L’agriculture française affiche des résultats insatisfaisants : un emploi qui diminue, des revenus faibles dans certaines activités, un environnement qui se dégrade de façon patente et une performance commerciale qui s’érode. Dans cette Note du CAE, les trois auteurs Jean‐Christophe Bureau, Lionel Fontagné et Sébastien Jean livrent leur constat et pointent les écueils des politiques publiques dédiées à ce secteur. Ils recommandent une orientation plus claire de la politique agricole, centrée sur la préservation du capital naturel, la recherche, la formation et la qualité sanitaire des produits permettant de réconcilier les objectifs de compétitivité, d’environnement et de revenus.

Recommandation 1 : Faire de la préservation du capital naturel un axe central de la politique agricole ; cibler plus directement la performance environnementale en remplaçant les aides indifférenciées et l’éco-conditionnalité par une rémunération des aménités, qui pourrait être différenciée géographiquement.

Recommandation 2 : Développer les recherches sur les nouvelles techniques de sélection en s’attachant à les mettre au service d’une agriculture en phase avec des régulations biologiques et promouvoir l’innovation ouverte (portails, open data).
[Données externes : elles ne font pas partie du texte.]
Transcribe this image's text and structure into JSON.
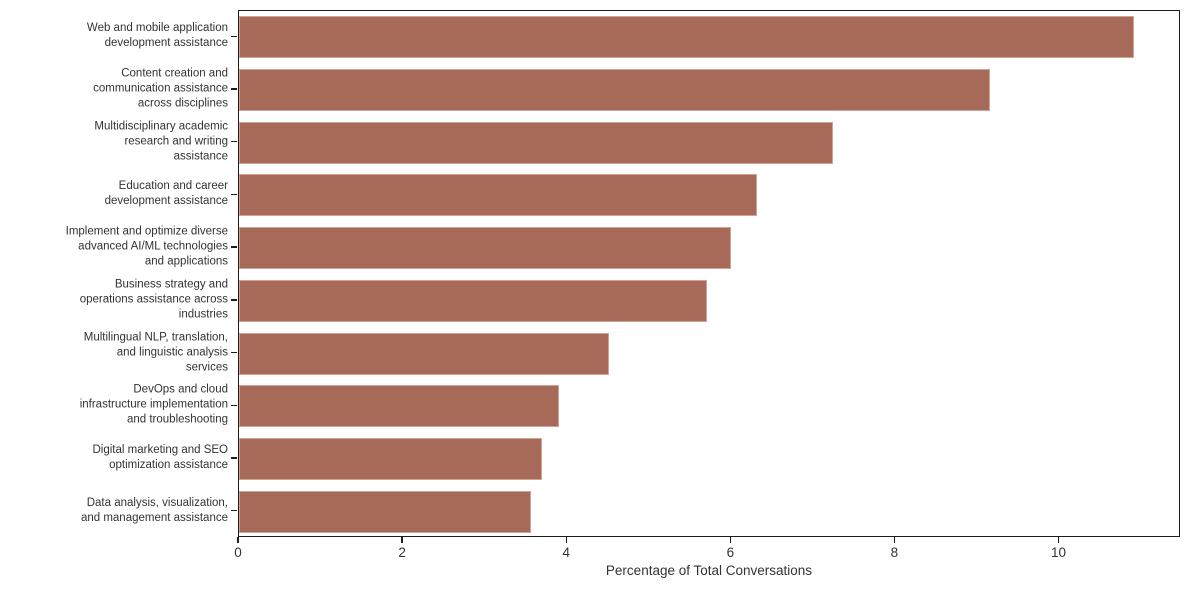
{
  "figure": {
    "background": "#ffffff",
    "spine_color": "#1c1c1c",
    "text_color": "#333333"
  },
  "chart_data": {
    "type": "bar",
    "orientation": "horizontal",
    "title": "",
    "xlabel": "Percentage of Total Conversations",
    "ylabel": "",
    "xlim": [
      0,
      11.48
    ],
    "x_ticks": [
      0,
      2,
      4,
      6,
      8,
      10
    ],
    "grid": false,
    "legend_position": "none",
    "bar_color": "#a76a58",
    "bar_edge_color": "#cfa497",
    "categories": [
      "Web and mobile application development assistance",
      "Content creation and communication assistance across disciplines",
      "Multidisciplinary academic research and writing assistance",
      "Education and career development assistance",
      "Implement and optimize diverse advanced AI/ML technologies and applications",
      "Business strategy and operations assistance across industries",
      "Multilingual NLP, translation, and linguistic analysis services",
      "DevOps and cloud infrastructure implementation and troubleshooting",
      "Digital marketing and SEO optimization assistance",
      "Data analysis, visualization, and management assistance"
    ],
    "categories_wrapped": [
      "Web and mobile application\ndevelopment assistance",
      "Content creation and\ncommunication assistance\nacross disciplines",
      "Multidisciplinary academic\nresearch and writing\nassistance",
      "Education and career\ndevelopment assistance",
      "Implement and optimize diverse\nadvanced AI/ML technologies\nand applications",
      "Business strategy and\noperations assistance across\nindustries",
      "Multilingual NLP, translation,\nand linguistic analysis\nservices",
      "DevOps and cloud\ninfrastructure implementation\nand troubleshooting",
      "Digital marketing and SEO\noptimization assistance",
      "Data analysis, visualization,\nand management assistance"
    ],
    "values": [
      10.93,
      9.17,
      7.26,
      6.33,
      6.01,
      5.71,
      4.52,
      3.91,
      3.7,
      3.57
    ]
  }
}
Recommandation 3 : Faire du réseau de lycées agricoles publics un pionnier de l’enseignement numérique. Permettre une formation continue plus poussée via des congés individuels de formation et en s’appuyant sur l’enseignement supérieur agricole pour former des managers d’exploitations agricoles de haut niveau.

Recommandation 4 : Aider les acteurs à promouvoir ensemble un petit nombre de labels valorisant des atouts des produits français comme le contrôle sanitaire, la traçabilité intégrale, l’absence d’antibiotiques et de promoteurs de croissance, et le respect de l’environnement ou du bien être animal

Recommandation 5 : Privilégier des critères directement liés aux externalités dans le ciblage des aides et agir pour une réorientation dans ce sens au niveau européen. Ne pas pénaliser a priori l’agrandissement des structures s’il ne génère pas d’externalités négatives (gestion des effluents, gestion de la biodiversité). Favoriser la mise en commun des moyens de production.
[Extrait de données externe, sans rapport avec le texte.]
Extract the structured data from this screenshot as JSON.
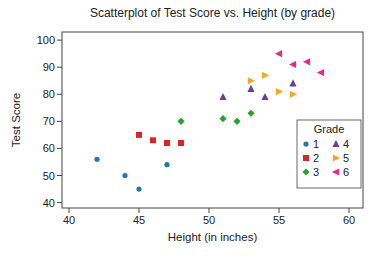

Recommandation 6 : Privilégier le lissage fiscal, voire le report d’emprunts et de charges sociales sur plusieurs années comme outil de stabilisation au niveau national. Au niveau communautaire, réduire les incitations à se spécialiser sur un très petit nombre de cultures.

Recommandation 7 : Agit au niveau communautaire pour réduire progressivement les aides sur les surfaces ("paiements de base" et "paiements verts") au profit de budgets ciblant les biens publics ou des objectifs sociaux. Evoluer vers des paiements aux résultats contractuels et non transférables et plafonner les paiements individuels qui ne rémunèrent pas la production d’un bien public.

Cette note a été présentée à la directrice de cabinet du Premier ministre le 9 novembre 2015.